Está localizado em um bairro humilde de uma das áreas com menos recursos da província de Buenos Aires, em Argentinamas a modesta escola María de Guadalupe acaba de ser eleita uma das cinco melhores escolas do mundo.
A instituição privada, que educa cerca de 700 crianças e adolescentes — a maioria delas de famílias muito pobres —, no bairro de Las Tunas, no município de Tigre, ganhou o Prêmio de Melhor Escola do Mundo (Prêmios das Melhores Escolas do Mundo) na categoria “colaboração comunitária”.
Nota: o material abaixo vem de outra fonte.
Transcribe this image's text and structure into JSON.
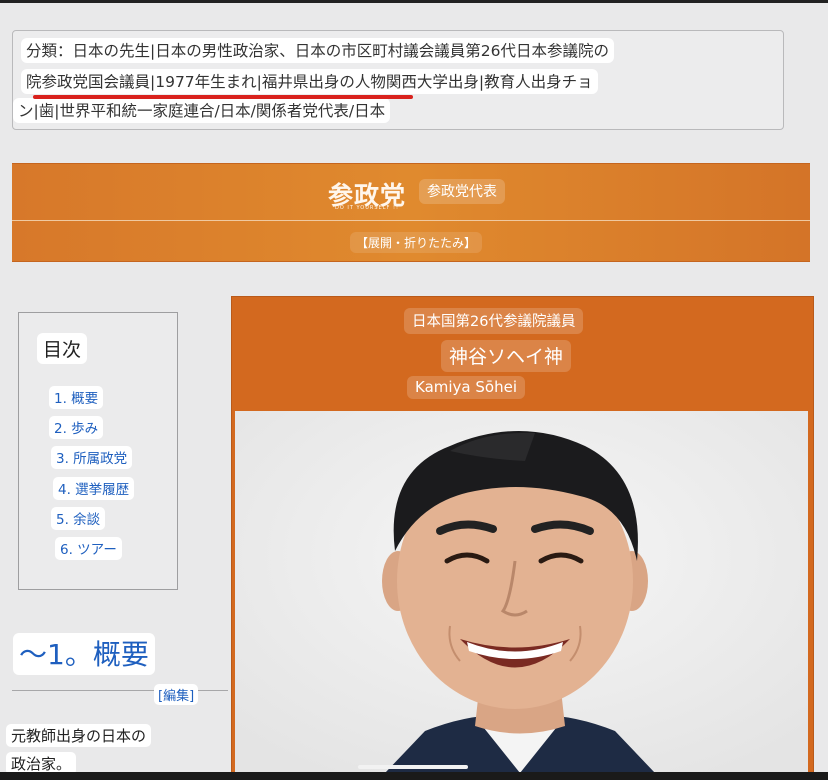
{
  "category": {
    "line1": "分類：日本の先生|日本の男性政治家、日本の市区町村議会議員第26代日本参議院の",
    "line2": "院参政党国会議員|1977年生まれ|福井県出身の人物関西大学出身|教育人出身チョ",
    "line3": "ン|歯|世界平和統一家庭連合/日本/関係者党代表/日本"
  },
  "party_nav": {
    "logo_text": "参政党",
    "logo_subtext": "DO IT YOURSELF !!",
    "representative_label": "参政党代表",
    "toggle_label": "【展開・折りたたみ】"
  },
  "toc": {
    "title": "目次",
    "items": [
      "1. 概要",
      "2. 歩み",
      "3. 所属政党",
      "4. 選挙履歴",
      "5. 余談",
      "6. ツアー"
    ]
  },
  "section": {
    "heading": "〜1。概要",
    "edit_label": "[編集]",
    "body_line1": "元教師出身の日本の",
    "body_line2": "政治家。"
  },
  "infobox": {
    "position": "日本国第26代参議院議員",
    "name": "神谷ソヘイ神",
    "romaji": "Kamiya Sōhei",
    "photo_alt": "portrait photo"
  },
  "colors": {
    "accent_orange": "#d3691f",
    "link_blue": "#1e5fbf",
    "underline_red": "#d9221d"
  }
}
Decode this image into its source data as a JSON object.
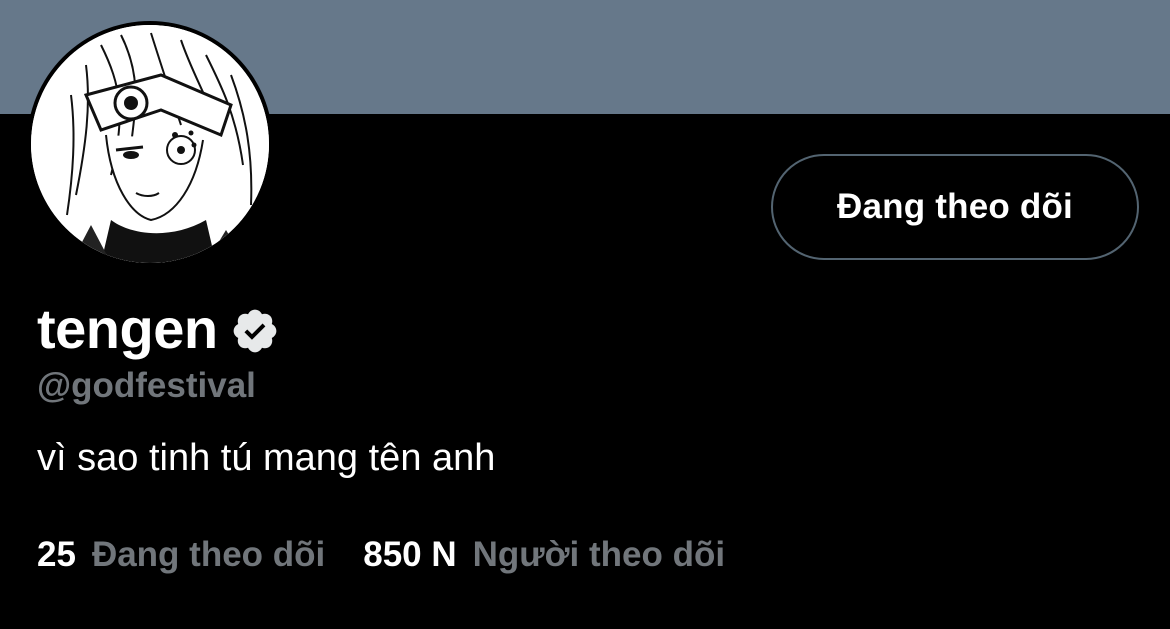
{
  "profile": {
    "display_name": "tengen",
    "verified_icon": "verified-badge-icon",
    "handle": "@godfestival",
    "bio": "vì sao tinh tú mang tên anh"
  },
  "actions": {
    "follow_button_label": "Đang theo dõi"
  },
  "stats": {
    "following_count": "25",
    "following_label": "Đang theo dõi",
    "followers_count": "850 N",
    "followers_label": "Người theo dõi"
  },
  "colors": {
    "banner": "#66788a",
    "background": "#000000",
    "secondary_text": "#71767b",
    "button_border": "#536471"
  }
}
O prêmio é entregue pela plataforma educacional britânica T4 Education desde 2022 e concede US$ 10 mil (R$ 57 mil) a cada uma das instituições de ensino do mundo que se destacam em cinco categorias (ação ambiental, inovação, superação de adversidades e promoção de vida saudável são as principais). outros).
Os vencedores foram escolhidos por um júri composto por líderes renomados de todo o mundo, incluindo acadêmicos, educadores, ONGs, empreendedores sociais, representantes de governos, da sociedade civil e do setor privado.
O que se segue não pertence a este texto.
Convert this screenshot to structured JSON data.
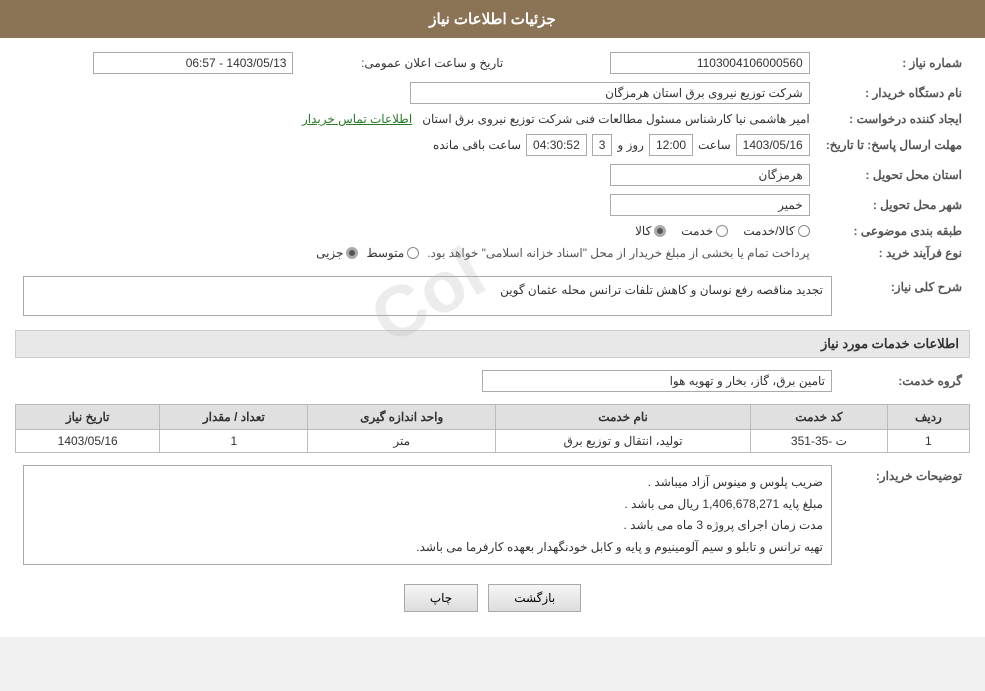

A Escola María de Guadalupe é a única escola do América latina premiado nesta edição — e também o primeiro da Argentina a ser indicado ao prêmio.
Quatro escolas brasileiras concorreram este ano como finalistas, mas nenhuma delas foi premiada. No ano passado, duas escolas brasileiras estiveram entre as premiadas — Escola Municipal Professor Edson Pisani, em Belo Horizonte (MG), e Escola de Ensino Médio em Tempo Integral Joaquim Bastos Gonçalves, em Carnaubal (CE).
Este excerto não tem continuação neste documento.